Scandal has been handled very well
Beneath the shock and drama, show was always about people acting out of complex desires
It’s handled. Thursday night we say goodbye to Olivia Pope (Kerry Washington), her gladiators on Scandal and all the fruit analogies that have been used to describe its seven seasons: juicy, pulpy, seedy, ripe.
No more purposeful slo-mo walks shot in black and white. No more belted coats — for a woman on the run, Olivia sure chose complicated outerwear. No more OMG murders — is there a major
Scandal character who hasn’t committed murder?
No more suspect photos slapped onto the artfully cracked glass wall in Olivia’s office. (My favourite parody of Scandal was the SNL sketch with Lena Dunham as Olivia’s new intern, who kept squealing, “But where did you get that photo? How do you know his computer password?” And so on.)
There is much discussion this week about the show’s legacy and that’s legit. Show creator Shonda Rhimes wanted TV audiences to get comfortable with seeing women in power onscreen and especially women of colour. Mission accomplished. (“How does it feel to be the most powerful person in the world?” Cyrus asked Olivia. “It feels right,” she replied.)
Then there’s this: Olivia rigged an election and had an abortion, and there was a lot more gasping about the former.
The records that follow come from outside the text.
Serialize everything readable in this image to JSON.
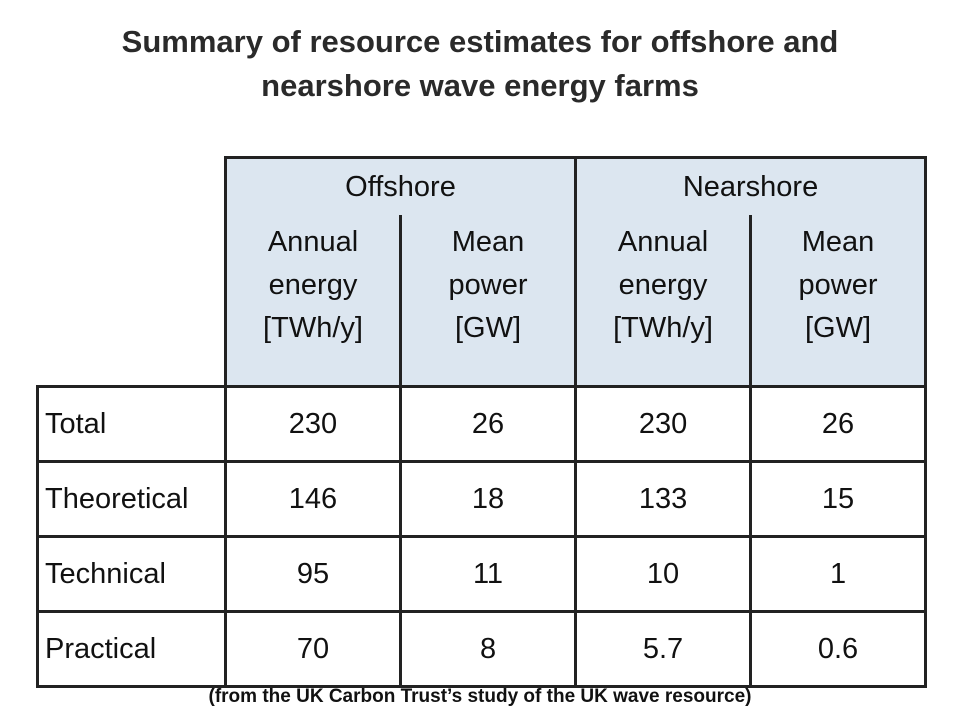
{
  "title": {
    "line1": "Summary of resource estimates for offshore and",
    "line2": "nearshore wave energy farms"
  },
  "table": {
    "groups": [
      {
        "label": "Offshore",
        "columns": [
          {
            "line1": "Annual",
            "line2": "energy",
            "line3": "[TWh/y]"
          },
          {
            "line1": "Mean",
            "line2": "power",
            "line3": "[GW]"
          }
        ]
      },
      {
        "label": "Nearshore",
        "columns": [
          {
            "line1": "Annual",
            "line2": "energy",
            "line3": "[TWh/y]"
          },
          {
            "line1": "Mean",
            "line2": "power",
            "line3": "[GW]"
          }
        ]
      }
    ],
    "rows": [
      {
        "label": "Total",
        "values": [
          "230",
          "26",
          "230",
          "26"
        ]
      },
      {
        "label": "Theoretical",
        "values": [
          "146",
          "18",
          "133",
          "15"
        ]
      },
      {
        "label": "Technical",
        "values": [
          "95",
          "11",
          "10",
          "1"
        ]
      },
      {
        "label": "Practical",
        "values": [
          "70",
          "8",
          "5.7",
          "0.6"
        ]
      }
    ]
  },
  "caption": "(from the UK Carbon Trust’s study of the UK wave resource)",
  "colors": {
    "header_background": "#dce6f0",
    "border": "#222222"
  }
}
Washington killed every moment, pushing the drama in her moist eyes and quivering lips right to the brink, then holding it there. She also popularized the practice of casts participating in the live-Tweeting of episodes and that was a gas — it was like being in a movie theatre during a thriller, yelling at the screen and having the actors answer back.
The show descended into absurdity rather frequently. Olivia running across the White House lawn to kiss her lover, departing president Fitzgerald Grant (Tony Goldwyn), just before he hops onto the helicopter, in front of hordes of reporters?
Puh-leeze.
It was a hoot to watch Papa Pope (Joe Morton) shout and Cyrus (Jeff Perry) scheme, but — don’t hate me — I hope that Katie Lowes, Guillermo Diaz, Darby Stanchfield and yes, even Bellamy Young (who play, respectively, Quinn, Huck, Abby and Mellie) have built shrines to the acting lottery gods, because they got soooo lucky.
Under all the scandals, Scandal was about something really interesting: People are a mess.
We have contradictory desires and intentions. Sometimes we act and, even when we’re certain we understand why, we realize later that we didn’t have a clue. And so far — fingers crossed this holds into the finale — Rhimes doesn’t alleviate her characters’ guilt and shame. She doesn’t redeem them. Instead, she shows us how they live with it, which in the end is more humane.
One of the show’s mantras is, “Everyone is worth saving,” but it has a pretty open definition of what “saving” means.
Of course, it wouldn’t have been as addictive without that Olivia/Fitz smouldering, and Rhimes may have planted a clue to the finale in an earlier episode. “In the end,” Fitz said as Olivia snuggled in his arms, “it’s going to come down to you and me.” Over a cliff, running full speed. We’ll be watching.